This so called sport neatly demonstrates the primevil human capacity to be: sadistic, mean, and cruel. There was something about bearbaiting that appealed to these onlookers, many of them women. A particular attraction must have been seeing something so powerful rendered so helpless. So it is with family law that mothers must derive tremendous pleasure from denying a father the chance to see his own children. This sadistic pleasure is also undoubtedly shared by the judges and lawyers. Sometimes the misery induced in these fathers results in them taking their own life. Imagine the evil pleasure that must be gained from watching a bear being ripped to pieces or a father taking his own life.

It is no accident, and highly significant, that one of the gardens in the Royal Courts of Justice is called the Bear garden. Lord Chief Justice Goddard used to have seminal emissions when sentencing young men to death, a fact that only became widely known after his death as a result of one of his junior officials. Judge Geoffrey Jones at Leicester County Family Court (UK) is on record as saying:

"Have you got a dog? Well, the bitch gets the puppies"

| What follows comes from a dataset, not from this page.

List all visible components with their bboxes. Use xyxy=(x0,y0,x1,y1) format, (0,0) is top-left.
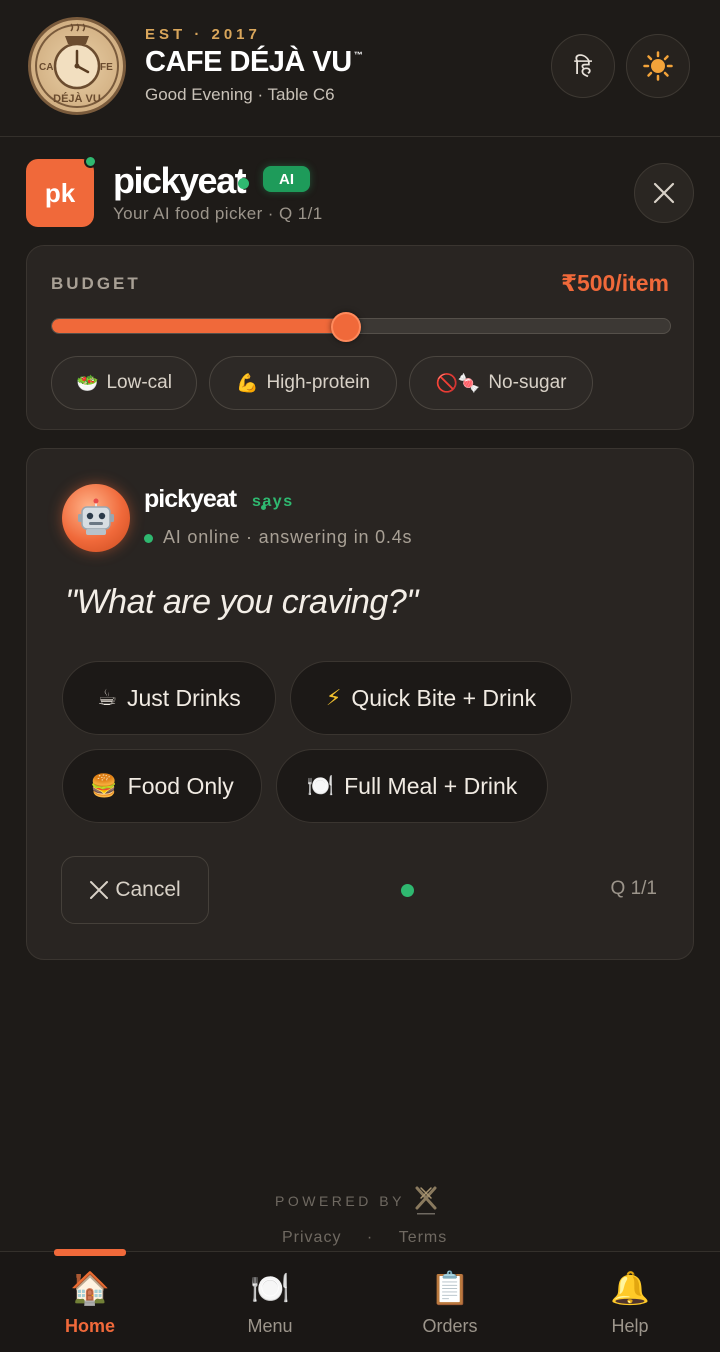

The family court judges can almost be seen rubbing their hands before reading out their judgements which remove a father from: his children, his house, and his wealth. Each time a father returns to the family courts to desperately claw back some precious time with his children he gets knocked down to the ground by the attack dogs of the legal system in a fight that is skewed against him. It is a sport called fatherbaiting.